New York-headquartered Liquidnet is a global institutional trading network that connects buy-side institutions to global equity markets. As such it supports the primary need of institutions: to buy or sell large blocks of stock in a secure, anonymous fashion with minimum price movement. Today, Liquidnet connects more than 700 of the world’s top asset managers to execute their business across 42 markets spanning five continents.
With US and European equity markets performing strongly in 2013, the flow of funds into off-exchange venues like Liquidnet is rising as institutions take on higher conviction.
“There are more funds flowing into equities generally, and a significant proportion of that is going international. That’s an ideal situation for a firm like ours which has one of the largest and strongest international institutional trading networks designed for the buy-side. The numbers we reported for Q1 2013 are testament to this,” says John Kelly, Chief Operating Officer.

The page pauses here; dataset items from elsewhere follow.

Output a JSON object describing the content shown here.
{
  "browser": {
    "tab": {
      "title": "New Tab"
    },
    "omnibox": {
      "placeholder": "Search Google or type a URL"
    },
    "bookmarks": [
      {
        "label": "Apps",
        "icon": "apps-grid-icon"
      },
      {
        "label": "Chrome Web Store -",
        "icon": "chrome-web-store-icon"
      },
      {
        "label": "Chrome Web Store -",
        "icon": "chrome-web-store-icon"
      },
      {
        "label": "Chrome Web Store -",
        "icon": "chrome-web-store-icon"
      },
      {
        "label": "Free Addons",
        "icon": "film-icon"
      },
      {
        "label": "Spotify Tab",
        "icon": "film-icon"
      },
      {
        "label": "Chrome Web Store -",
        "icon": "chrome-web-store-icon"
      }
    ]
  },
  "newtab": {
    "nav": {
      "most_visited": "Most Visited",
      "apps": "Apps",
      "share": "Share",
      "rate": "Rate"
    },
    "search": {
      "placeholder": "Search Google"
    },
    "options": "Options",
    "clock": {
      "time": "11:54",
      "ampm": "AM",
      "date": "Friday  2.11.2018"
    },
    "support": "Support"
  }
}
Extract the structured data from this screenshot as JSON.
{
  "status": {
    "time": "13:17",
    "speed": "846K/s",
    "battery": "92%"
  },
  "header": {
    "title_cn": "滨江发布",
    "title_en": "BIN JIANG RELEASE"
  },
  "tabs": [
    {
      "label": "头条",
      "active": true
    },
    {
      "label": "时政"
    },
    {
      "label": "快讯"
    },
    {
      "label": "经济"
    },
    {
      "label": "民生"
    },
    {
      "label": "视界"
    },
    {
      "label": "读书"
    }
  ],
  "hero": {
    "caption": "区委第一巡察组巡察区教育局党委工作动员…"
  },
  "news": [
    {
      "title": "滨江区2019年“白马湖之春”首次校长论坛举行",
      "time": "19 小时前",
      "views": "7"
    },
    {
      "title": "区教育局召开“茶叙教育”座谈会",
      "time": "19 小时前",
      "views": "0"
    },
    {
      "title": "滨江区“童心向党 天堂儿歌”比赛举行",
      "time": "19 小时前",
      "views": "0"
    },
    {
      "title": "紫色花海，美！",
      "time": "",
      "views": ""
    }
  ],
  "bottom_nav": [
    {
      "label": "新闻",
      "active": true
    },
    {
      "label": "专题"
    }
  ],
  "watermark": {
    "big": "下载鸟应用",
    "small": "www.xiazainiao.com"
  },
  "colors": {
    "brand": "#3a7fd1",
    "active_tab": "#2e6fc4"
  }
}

In Europe, total principal traded was over USD22.6billion in Q1. That’s a 64.7 per cent increase on Q4’12. In Asia, overall principal traded exceeded USD5billion for the first time, marking a 20 per cent increase over last quarter. In the US, average daily volume was up by 25 per cent over last quarter, averaging 44 million shares per trade.
The benefit of trading anonymously means institutions can prevent the market from moving against them. This is evidenced by the fact that even though year-on-year trading volume in European equities is down 7.5 per cent for Q1, for the same period Liquidnet has seen its trade volume climb 35 per cent.
“Our model is built for the largest scale investors who trade in blocks that generally reflects market conviction. Just recently in London, on a single day, we facilitated trades between two Members that totalled USD176million in one name; we’re the largest block trading venue in the world and the average trade in dollar value, in every market we operate in, is about USD1million, which translates to 40-45,000 shares.
“There’s no other trading venue in the world that could support block trades that big. We also make trading globally easy. We recently had a USD20million cross in Turkey, which is a new market for us and by comparison, a much thinner market to the UK or US. So in good markets or bad, developed or emerging, buy-side institutions come to us because this is where they can access the liquidity that they need to get their large trades done,” explains Kelly.
The Philippines and Turkey were added to Liquidnet last year, and this year has already seen the addition of Thailand as the firm continues to broaden out its global network.
As well as meeting the block liquidity needs of its members, Liquidnet has developed a commission management solution, which for most institutions is the second major issue they face.
“What we find is that increasingly with hedge funds, they require a great deal of information and research to feed their ideas. We are doing a number of things to allow our members to simultaneously get the best execution for block trades, and provide the tools for them to be able to pay their bills across a wide range of service providers, be they boutique or full-service firms.
“The ability to execute and provide commission management at the same time is a very compelling proposition,” adds Kelly.
On winning the award this year, Kelly comments: “Our mission is to make global markets more efficient in order to drive investment performance for the world’s leading institutional investors through our global network. This award reinforces the unique value we deliver in the market.”